Kedua, consciously unskilled atau kita sudah sadar kalau kita ini butuh peningkatan skill. Orang yang sudah tahap ini punya ciri-ciri antara lain:
- Sudah sadar skill yang dimilikinya atau sudah tahu skill yang dibutuhkan oleh pekerjaannya.
- Sudah sadar kelemahan yang dimiliki atau kekurangannya. Biasanya orang seperti ini sudah mencoba untuk menerapkan skill baru.
- Tahu dan yakin bahwa kalau dirinya mengembangkan skill yang ia miliki atau menutupi kekurangannya akan memperbaiki kinerjanya
- Sudah punya perencanaan yang matang untuk meningkatkan skill yang dibutuhkannya dengan cara yang pas untuk dirinya dan menjalankannya
Ketiga, consciously skilled atau kita sudah sadar kalau kita ini sudah mendapatkan skill yang kita butuhkan. Ciri-ciri orang yang sudah tahap ini antara lain:
- Sadar bahwa yang bersangkutan telah bisa menggunakan skill barunya
- Masih butuh konsentrasi dan berpikir untuk bisa menerapkan skill baru itu
- Sudah bisa menerapkan skill barunya tanpa harus ada asistensi
- Belum bisa menggunakan skill barunya secara alamiah (masih butuh berpikir dan berkonsentrasi)
- Sudah bisa menunjukkan kebolehannya pada orang lain namun belum bisa mengajarkannya kepada orang lain
Keempat, unconsciously skilled atau kita sudah menguasai skill tertentu secara alami (tidak sadar).
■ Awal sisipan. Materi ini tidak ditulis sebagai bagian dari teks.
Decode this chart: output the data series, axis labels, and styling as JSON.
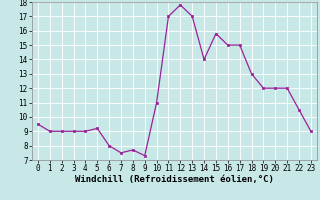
{
  "x": [
    0,
    1,
    2,
    3,
    4,
    5,
    6,
    7,
    8,
    9,
    10,
    11,
    12,
    13,
    14,
    15,
    16,
    17,
    18,
    19,
    20,
    21,
    22,
    23
  ],
  "y": [
    9.5,
    9.0,
    9.0,
    9.0,
    9.0,
    9.2,
    8.0,
    7.5,
    7.7,
    7.3,
    11.0,
    17.0,
    17.8,
    17.0,
    14.0,
    15.8,
    15.0,
    15.0,
    13.0,
    12.0,
    12.0,
    12.0,
    10.5,
    9.0
  ],
  "line_color": "#992299",
  "marker": "s",
  "marker_size": 2,
  "xlabel": "Windchill (Refroidissement éolien,°C)",
  "ylim": [
    7,
    18
  ],
  "xlim": [
    -0.5,
    23.5
  ],
  "yticks": [
    7,
    8,
    9,
    10,
    11,
    12,
    13,
    14,
    15,
    16,
    17,
    18
  ],
  "xticks": [
    0,
    1,
    2,
    3,
    4,
    5,
    6,
    7,
    8,
    9,
    10,
    11,
    12,
    13,
    14,
    15,
    16,
    17,
    18,
    19,
    20,
    21,
    22,
    23
  ],
  "background_color": "#c8e8e8",
  "grid_color": "#b0d0d0",
  "tick_fontsize": 5.5,
  "xlabel_fontsize": 6.5
}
Ciri-ciri orang yang sudah ada pada tahap ini antara lain:
- Skill yang dimilikinya sudah bisa diterapkan secara alami, muncul sendiri tanpa harus dipikirkan atau sudah menjadi "second nature"
- Bisa mengerjakan yang lain / menghendel pekerjaan lain tanpa saling terganggu
- Bisa mengajarkan skill nya kepada orang lain tetapi terkadang susah menjelaskan karena segalanya berjalan secara naluri
Kesimpulannya, training apapun yang kita ikuti itu pada dasarnya belum secara otomatis melahirkan perubahan yang fundamental (kinerja / prestasi) kecuali harus dilanjutkan dengan learning. Karena itu, yang paling butuh untuk ditraining bukan saja skill nya melainkan juga people nya. Semoga bermanfaat.